Aunque pueda parecer un terreno inhóspito y demasiado duro para trabajar en él, estas paredes que encajonan al Sil están cubiertas por extensos viñedos, que exigen de sus propietarios un trabajo muy especial y complejo para convertir estas uvas en un vino que ya ha logrado la Denominación de Origen Ribeira Sacra. Y es que los viñedos se sitúan hasta 500 metros de altura y la pendiente de las laderas roza en algunas zonas el 90%. Gracias a estas características, a que la tarea no está mecanizada y los viñedos se sitúan creando terrazas, la zona se ha ganado el nombre de viticultura heroica, una actividad que en España solo se encuentra también en Tarragona y Cangas (Asturias).

Viticultura heorica

Pero, ¿cómo pueden desarrollarse estos viñedos en esta zona y cómo pueden los viticultores acceder a ellos? La respuesta a la primera pregunta es que esta zona de Galicia tiene un clima de características muy mediterráneas, diferente al del resto de la Comunidad Autónoma. De hecho, incluso ambas riberas del Sil difieren entre sí debido a su orientación. La mayor parte de los viñedos se encuentra en la zona de Lugo, orientada al sur, mientras que son pocos los que se aprecian en el lado orensano, orientado al norte, donde abundan más los frondosos bosques.

La segunda pregunta es más compleja de responder, pues varía según la parcela concreta. Las más empinadas y que impiden descargar la uva recogida por tierra, recurren a hacerlo en barco. De no ser así, los trabajadores tienen que cargar con los cestos -que pueden llegar a pesar hasta 80 kilos- ladera arriba hasta la carretera que bordea los viñedos. Además, algunos terrenos emplean un sistema mecanizado, de origen alemán, que permite, mediante poleas, subir o bajar los cestos con las uvas recogidas.

Ruta para visitar la Ribeira Sacra

Como turista, es una experiencia increíble recorrer las pequeñas carreteras de montaña rodeadas de viñedos, viajar por el Sil o admirar las grandes pendientes desde los miradores. Además, la zona de Orense está plagada de monasterios románico, por lo que puedes plantear una ruta por la Ribeira Sacra que combine naturaleza, cultura y, por supuesto, la exquisita gastronomía gallega.

Te recomiendo que dediques entre dos y tres días a la zona, para poder dar algún paseo, hacer el crucero por el Sil y ver tanto la zona de Lugo como la de Orense. Nosotros íbamos justos de tiempo y solo pudimos hacer recorridos por esta última, por lo que las recomendaciones que os voy a dar no contemplan Lugo, así que espero tus indicaciones para una próxima visita.

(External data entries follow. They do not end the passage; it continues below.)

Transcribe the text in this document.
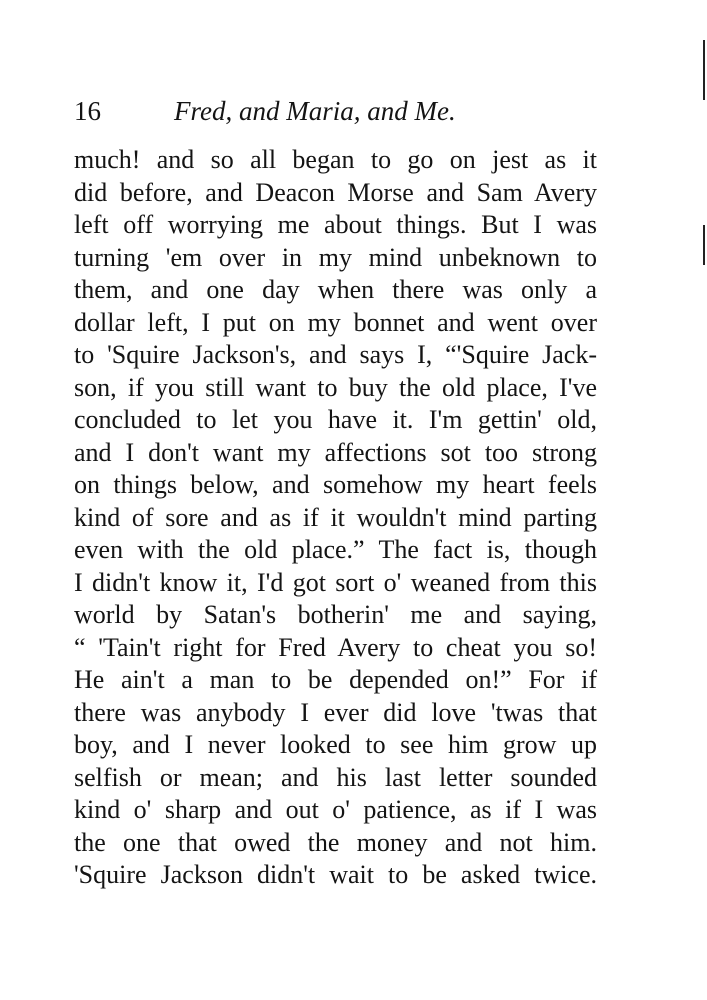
16	Fred, and Maria, and Me.
much! and so all began to go on jest as it
did before, and Deacon Morse and Sam Avery
left off worrying me about things. But I was
turning 'em over in my mind unbeknown to
them, and one day when there was only a
dollar left, I put on my bonnet and went over
to 'Squire Jackson's, and says I, “'Squire Jack-
son, if you still want to buy the old place, I've
concluded to let you have it. I'm gettin' old,
and I don't want my affections sot too strong
on things below, and somehow my heart feels
kind of sore and as if it wouldn't mind parting
even with the old place.” The fact is, though
I didn't know it, I'd got sort o' weaned from this
world by Satan's botherin' me and saying,
“ 'Tain't right for Fred Avery to cheat you so!
He ain't a man to be depended on!” For if
there was anybody I ever did love 'twas that
boy, and I never looked to see him grow up
selfish or mean; and his last letter sounded
kind o' sharp and out o' patience, as if I was
the one that owed the money and not him.
'Squire Jackson didn't wait to be asked twice.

Te alojes en el pueblo que te alojes de Orense, la ruta por la Ribeira Sacra es circular: comenzarás y acabarás en el mismo sitios si así lo deseas. Teniendo en cuenta que nosotros comenzamos muy cerca de Parada de Sil, te daré las indicaciones desde allí.

monasterios-ribeira-sacra
Mosteiro de Santa Cristina de Ribas de Sil.

Lo primero que te recomiendo es visitar el Mosteiro de Santa Cristina de Ribas de Sil. En época estival, abre a las 11 y pagas 1 euro por acceder. No obstante, nosotros salimos pronto de la casa rural así que cuando llegamos allí, encontramos el punto de información cerrado, pero ningún impedimento para acceder a las ruinas de este monasterio del siglo XII, con un claustro posterior del XVI.

monasterios-ribeira-sacra
Mosteiro de Santo Estevo de Rivas do Sil.

Tu siguiente destino será el Mosteiro de Santo Estevo de Rivas do Sil, hoy convertido en Parador Nacional, pero por el camino te recomiendo que pares en dos miradores: el Miradoiro de Cabezoá y el de la Columna. Desde ambos se aprecia muy bien el recorrido del Sil entre las montañas, sin embargo, las vistas de este último quedan algo empañadas por la torre de electricidad que hay junto a él. Con respecto al monasterio, de origen benedictino y que data del siglo XII, a pesar de ser un parador, puede visitarse la iglesia y el claustro.

monasterios-ribeira-sacra
Mosteiro de San Pedro de Rocas.

En este punto del recorrido, te alejas del río y dejas de lado los miradores para llegar al Mosteiro de San Pedro de Rocas, cuyo nombre deriva del hecho de que la capilla está excavada en roca. Poco se conserva de este monasterio, pero junto a él hay un punto de información turística y un centro de interpretación en el que puedes aprender un poco más sobre la viticultura heroica así como otros oficios de la zona o su historia y cultura.

monasterios-ribeira-sacra
Mosteiro de Santa María de Xunqueira de Espadanera.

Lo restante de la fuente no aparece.